When Archer and Trip are mistakenly loaded onto an alien prison transfer ship, the question is whether anyone can set things right -- and set them free -- before the vessel reaches its destination. But the situation becomes more harrowing when other prisoners aboard the transfer ship stage a breakout, and Archer and Trip must play along.
Not long ago, I was commenting that the writers of Enterprise seem to enjoy putting Trip in danger more than any other character. And if someone else is going to be with him sharing the jeopardy? Odds seem to be that'll be Archer. So right out the gate, "Canamar" is saddled with a lot of "been there, done that" weight. A lot of the episode turns on Archer playing up his piloting skills to string the fugitives along... a story that could just as easily have been given to Mayweather. Trip's role in the story is mostly to navigate delicate situations with other prisoners... a story that might have played just as well with Reed, or even Hoshi Sato (if the writers had consider the option of a co-ed prison ship).
But no, we see two of the series' most familiar characters in what feel like too-familiar situations -- chained to benches as though being put to work on oars, suffering torture at the hands of indifferent guards, playing hero in a hostage situation, lying about their identities, and more. It's not exactly that Star Trek has done this stuff to death. It's that there's no particular Star Trek spin being put on this parade of tropes. The script brushes against being Star Trek at the very end, as Archer moralizes against this alien justice system, noting that there might be many more innocent people being wrongly incarcerated. But the episode barely engaged with that notion before this climax, with just one guest character noting that they were once innocent, before actually turning to a life of crime.
We don't get much satisfaction in the B plot either, which follows Enterprise on its search for the prison transport. The characters involved never really have to do anything.
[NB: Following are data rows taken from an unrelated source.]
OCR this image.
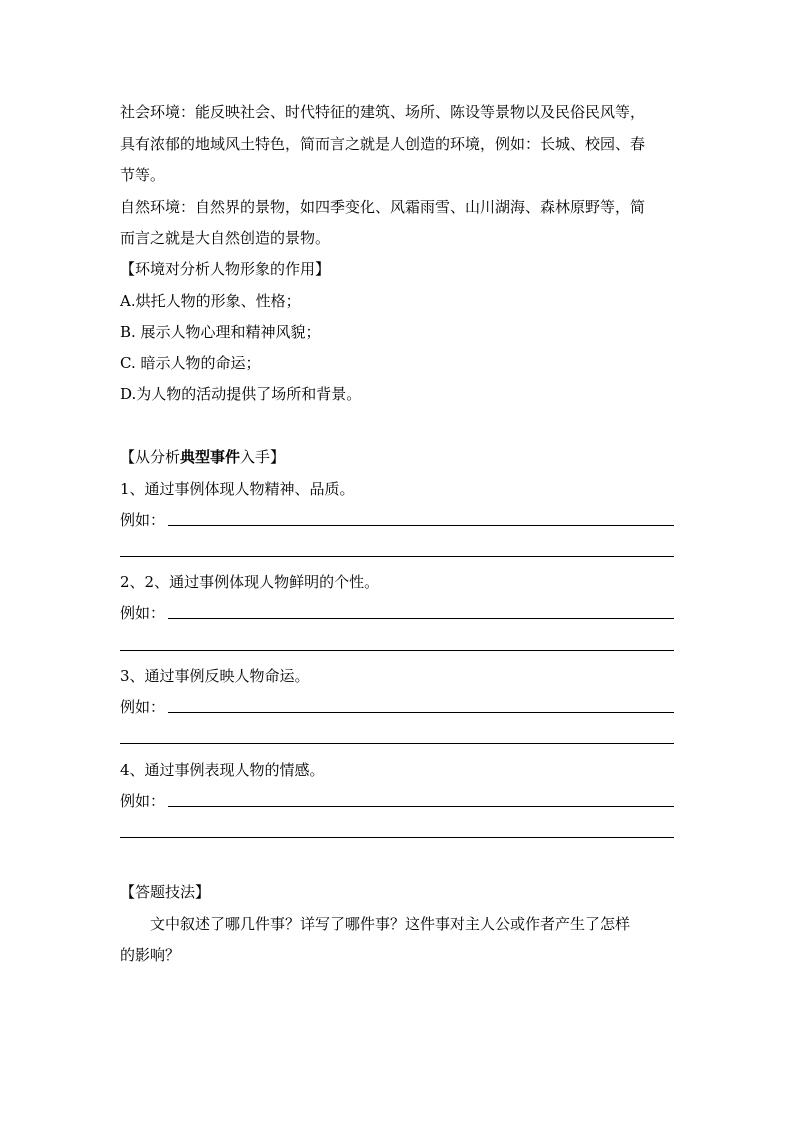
社会环境：能反映社会、时代特征的建筑、场所、陈设等景物以及民俗民风等，
具有浓郁的地域风土特色，简而言之就是人创造的环境，例如：长城、校园、春
节等。
自然环境：自然界的景物，如四季变化、风霜雨雪、山川湖海、森林原野等，简
而言之就是大自然创造的景物。
【环境对分析人物形象的作用】
A.烘托人物的形象、性格；
B. 展示人物心理和精神风貌；
C. 暗示人物的命运；
D.为人物的活动提供了场所和背景。
【从分析典型事件入手】
1、通过事例体现人物精神、品质。
例如：
2、2、通过事例体现人物鲜明的个性。
例如：
3、通过事例反映人物命运。
例如：
4、通过事例表现人物的情感。
例如：
【答题技法】
文中叙述了哪几件事？详写了哪件事？这件事对主人公或作者产生了怎样
的影响？
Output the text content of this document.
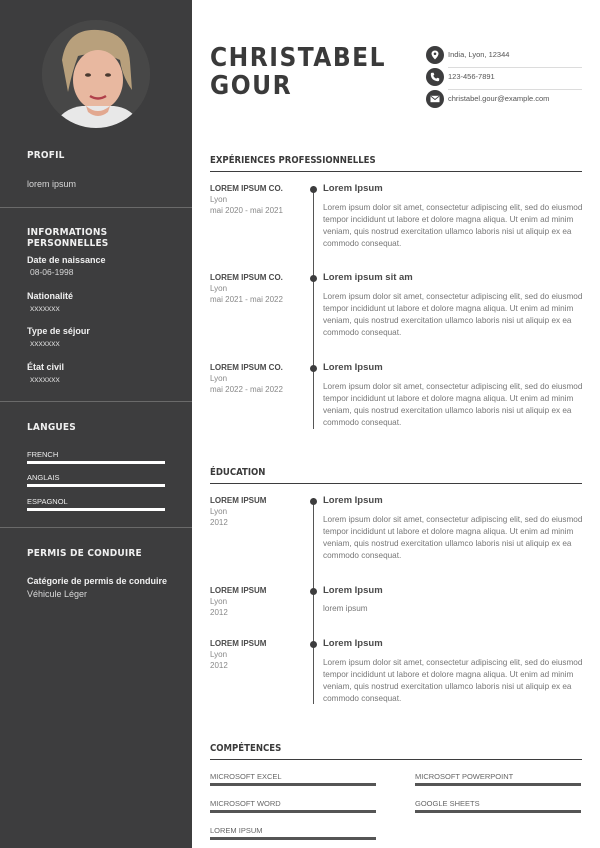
PROFIL
lorem ipsum
INFORMATIONS PERSONNELLES
Date de naissance
08-06-1998
Nationalité
xxxxxxx
Type de séjour
xxxxxxx
État civil
xxxxxxx
LANGUES
FRENCH
ANGLAIS
ESPAGNOL
PERMIS DE CONDUIRE
Catégorie de permis de conduire
Véhicule Léger
CHRISTABEL
GOUR
India, Lyon, 12344
123-456-7891
christabel.gour@example.com
EXPÉRIENCES PROFESSIONNELLES
LOREM IPSUM CO.
Lyon
mai 2020 - mai 2021
Lorem Ipsum
Lorem ipsum dolor sit amet, consectetur adipiscing elit, sed do eiusmod tempor incididunt ut labore et dolore magna aliqua. Ut enim ad minim veniam, quis nostrud exercitation ullamco laboris nisi ut aliquip ex ea commodo consequat.
LOREM IPSUM CO.
Lyon
mai 2021 - mai 2022
Lorem ipsum sit am
Lorem ipsum dolor sit amet, consectetur adipiscing elit, sed do eiusmod tempor incididunt ut labore et dolore magna aliqua. Ut enim ad minim veniam, quis nostrud exercitation ullamco laboris nisi ut aliquip ex ea commodo consequat.
LOREM IPSUM CO.
Lyon
mai 2022 - mai 2022
Lorem Ipsum
Lorem ipsum dolor sit amet, consectetur adipiscing elit, sed do eiusmod tempor incididunt ut labore et dolore magna aliqua. Ut enim ad minim veniam, quis nostrud exercitation ullamco laboris nisi ut aliquip ex ea commodo consequat.
ÉDUCATION
LOREM IPSUM
Lyon
2012
Lorem Ipsum
Lorem ipsum dolor sit amet, consectetur adipiscing elit, sed do eiusmod tempor incididunt ut labore et dolore magna aliqua. Ut enim ad minim veniam, quis nostrud exercitation ullamco laboris nisi ut aliquip ex ea commodo consequat.
LOREM IPSUM
Lyon
2012
Lorem Ipsum
lorem ipsum
LOREM IPSUM
Lyon
2012
Lorem Ipsum
Lorem ipsum dolor sit amet, consectetur adipiscing elit, sed do eiusmod tempor incididunt ut labore et dolore magna aliqua. Ut enim ad minim veniam, quis nostrud exercitation ullamco laboris nisi ut aliquip ex ea commodo consequat.
COMPÉTENCES
MICROSOFT EXCEL	MICROSOFT POWERPOINT
MICROSOFT WORD	GOOGLE SHEETS
LOREM IPSUM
There's no need to convince an alien judge of Archer and Trip's innocence, since an alien leader immediately concedes the fact. They never really have to do anything clever to stay on the trail of the prison ship; they basically just follow it without diversion from point A to point B.
What's left to enjoy are a few fun action beats, delivered with the usual panache Enterprise brings to such sequences. (Even if it does seem hokey that a blow from a pair of rigid handcuffs could knock someone out.) The episode also does well with an unlikable weasel of a character, an archetype who always appears in a prison break story. Here that comes in the form of the alien Zoumas, played by guest star Sean Whalen to distasteful, annoying perfection.
Other observations:
- In the opening scene, set inside an empty shuttlepod, CG of the time isn't quite up to believably rendering the objects floating around in zero gravity.
- After seeing the electro-shock handcuffs throughout the episode, it's satisfying to see Archer use that feature as a weapon in his final confrontation.
"Canamar" isn't so much bad as utterly forgettable. I'll give it a middle-of-the-road C.